L’esercizio ti chiedeva di stare in piedi, al centro della scena, rivolta verso la platea, con gli occhi chiusi, le braccia lungo i fianchi ma leggermente discoste dal corpo, leggermente aperte; e così le mani, aperte e rivolte in avanti, come a ricevere ma allo stesso tempo a dare.
E allora, un po’ come l’esercizio della parete, incominciavi a immaginare ogni singola persona che nel tempo aveva raccontato quella stessa storia. Le immaginavi comparire una ad una appena dietro di te, a formare un fila sempre più lunga, ed ognuna pronta a proferir parola e a raccontare quella storia. Ogni singola persona, con la sua corporatura, la sua età, gli abiti della sua cultura e del suo tempo – chissà magari in costume durante uno spettacolo itinerante, una fiera medievale, una festa sacra, o magari semplicemente una sera intorno al fuoco – e ogni singola persona con la sua motivazione, la sua ragione, per raccontare proprio quella storia.
Una ad una, da te in quel preciso istante e indietro fino all’alba dei tempi.
 
 
Continuavi ad immaginare fino a quando sentivi stabile la presenza di tutte loro, dietro di te, a sostenerti nel raccontare quella storia.
E allora sì, aprivi gli occhi, sorridevi, e cominciavi a raccontarla.
Lo facevi insieme a loro. Con una potenza che andava ben oltre te, ben oltre il luogo, ben oltre il tempo.
 
 
Tredici, quattordici, quindici, sedici…
se non esci c’hai le cimici.
 
 
Dunque, mentre ripensavo alla conversazione con Dario e a quei due esercizi, mi son detto: e se la potenza del Nascondino fosse la somma intera di tutte le volte che nel tempo e nello spazio è stato giocato?

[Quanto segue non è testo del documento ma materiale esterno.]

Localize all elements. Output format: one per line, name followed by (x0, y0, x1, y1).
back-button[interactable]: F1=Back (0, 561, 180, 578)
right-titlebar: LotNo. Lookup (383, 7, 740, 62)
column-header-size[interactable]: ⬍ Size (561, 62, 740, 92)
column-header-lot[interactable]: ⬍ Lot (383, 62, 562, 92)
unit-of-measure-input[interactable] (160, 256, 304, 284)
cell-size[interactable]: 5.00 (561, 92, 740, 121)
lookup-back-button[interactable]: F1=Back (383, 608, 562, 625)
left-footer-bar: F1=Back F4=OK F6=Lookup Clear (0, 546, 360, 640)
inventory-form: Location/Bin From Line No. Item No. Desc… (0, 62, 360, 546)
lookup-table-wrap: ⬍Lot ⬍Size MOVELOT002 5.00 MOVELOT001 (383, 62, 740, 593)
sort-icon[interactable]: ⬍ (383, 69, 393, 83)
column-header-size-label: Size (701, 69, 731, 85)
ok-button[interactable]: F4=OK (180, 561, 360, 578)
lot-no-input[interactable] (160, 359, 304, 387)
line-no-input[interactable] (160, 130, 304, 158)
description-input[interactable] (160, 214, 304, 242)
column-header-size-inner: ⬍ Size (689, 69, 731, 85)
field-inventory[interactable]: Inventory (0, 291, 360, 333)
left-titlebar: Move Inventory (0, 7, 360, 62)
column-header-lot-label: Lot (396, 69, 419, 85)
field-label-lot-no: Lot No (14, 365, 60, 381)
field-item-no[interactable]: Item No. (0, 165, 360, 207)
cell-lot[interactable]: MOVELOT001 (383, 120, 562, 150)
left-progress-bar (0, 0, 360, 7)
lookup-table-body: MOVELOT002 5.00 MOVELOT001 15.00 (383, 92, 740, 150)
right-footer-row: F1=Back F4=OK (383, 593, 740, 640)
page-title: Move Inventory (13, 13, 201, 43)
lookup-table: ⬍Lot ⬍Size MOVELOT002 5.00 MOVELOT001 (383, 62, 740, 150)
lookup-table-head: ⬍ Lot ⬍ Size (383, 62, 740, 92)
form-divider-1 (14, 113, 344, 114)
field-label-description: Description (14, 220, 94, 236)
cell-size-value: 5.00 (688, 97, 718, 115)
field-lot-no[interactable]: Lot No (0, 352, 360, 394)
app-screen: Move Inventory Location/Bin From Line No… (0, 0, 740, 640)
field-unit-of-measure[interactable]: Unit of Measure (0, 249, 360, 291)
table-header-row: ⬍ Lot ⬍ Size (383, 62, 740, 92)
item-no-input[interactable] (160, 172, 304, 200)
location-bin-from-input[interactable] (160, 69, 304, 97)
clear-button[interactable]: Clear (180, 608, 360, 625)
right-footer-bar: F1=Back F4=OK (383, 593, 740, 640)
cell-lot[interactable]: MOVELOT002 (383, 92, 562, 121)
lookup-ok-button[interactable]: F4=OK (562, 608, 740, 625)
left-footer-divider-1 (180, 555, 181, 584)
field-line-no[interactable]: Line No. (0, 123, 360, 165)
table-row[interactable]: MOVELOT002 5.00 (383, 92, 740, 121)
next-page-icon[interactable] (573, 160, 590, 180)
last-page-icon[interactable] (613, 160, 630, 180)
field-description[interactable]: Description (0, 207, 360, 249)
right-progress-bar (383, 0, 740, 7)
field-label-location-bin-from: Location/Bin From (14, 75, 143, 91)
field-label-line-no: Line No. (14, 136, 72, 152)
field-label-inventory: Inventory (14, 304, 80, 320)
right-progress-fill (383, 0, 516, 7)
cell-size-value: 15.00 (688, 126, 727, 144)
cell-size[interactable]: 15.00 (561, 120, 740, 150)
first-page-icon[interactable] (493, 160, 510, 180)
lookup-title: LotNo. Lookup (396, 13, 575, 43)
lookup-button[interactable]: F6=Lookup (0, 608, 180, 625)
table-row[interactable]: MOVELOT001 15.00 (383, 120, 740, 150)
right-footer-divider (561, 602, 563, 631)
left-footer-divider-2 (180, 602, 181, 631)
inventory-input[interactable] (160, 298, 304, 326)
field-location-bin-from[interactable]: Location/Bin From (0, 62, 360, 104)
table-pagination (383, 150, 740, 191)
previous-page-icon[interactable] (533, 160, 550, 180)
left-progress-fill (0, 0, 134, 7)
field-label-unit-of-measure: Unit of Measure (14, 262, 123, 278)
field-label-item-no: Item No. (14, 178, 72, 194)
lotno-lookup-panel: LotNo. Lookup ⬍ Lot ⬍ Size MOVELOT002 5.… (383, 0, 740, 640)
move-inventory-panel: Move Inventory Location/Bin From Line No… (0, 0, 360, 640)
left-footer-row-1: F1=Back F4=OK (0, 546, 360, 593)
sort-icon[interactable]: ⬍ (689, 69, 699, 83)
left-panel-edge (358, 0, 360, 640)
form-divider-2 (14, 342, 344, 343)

La somma intera delle emozioni, della gioia, la foga, l’eccitamento, il fiato sospeso, il cuore che batte all’impazzata mentre corri senza voltarti indietro, della tua voce che urla ‘tana libera tutti!’…
Soltanto non solo le tue, di emozioni, ma di tutte, proprio tutte, quelle persone che le hanno provate prima di te.
 
 
Così me lo immagino il Nascondino, che si porta dietro e dentro questo accumulo di energia ancestrale pulsante.
 
 
E voglio provarci la prossima volta che ci gioco, appena prima di cominciare, a chiudere gli occhi per qualche istante, giusto il tempo di immaginare tutti quegli esseri umani nel tempo e nello spazio che hanno giocato e amato questo gioco. Evocarli, invitarli a rigiocare con me.
 
 
Io e quel bambino egizio col fiato sospeso rannicchiati dietro al cespuglio che ci scambiamo uno sguardo d’intesa prima di uscire allo scoperto e correre verso la tana incustodita.
Io e quella bambina di una tribù australiana che sfrecciamo guizzanti e silenti come lepri mentre quel bambino dei quartieri di Yokohama del dopoguerra sta guardando altrove.
Io e quei venti bambini di ogni luogo e di ogni tempo che stiamo sotto, con la testa tra le braccia appoggiate al muro, e facciamo la conta insieme, in venti lingue differenti.
 
 
Diciassette, diciotto, diciannoveee… venti!
Tremate, ché a scovarvi siamo in tanti!
 

Di poche cose sono certo. Una di esse è che in questo preciso istante, e in ogni istante che lo seguirà, c’è e ci sarà qualcuno al mondo che sta giocando a Nascondino.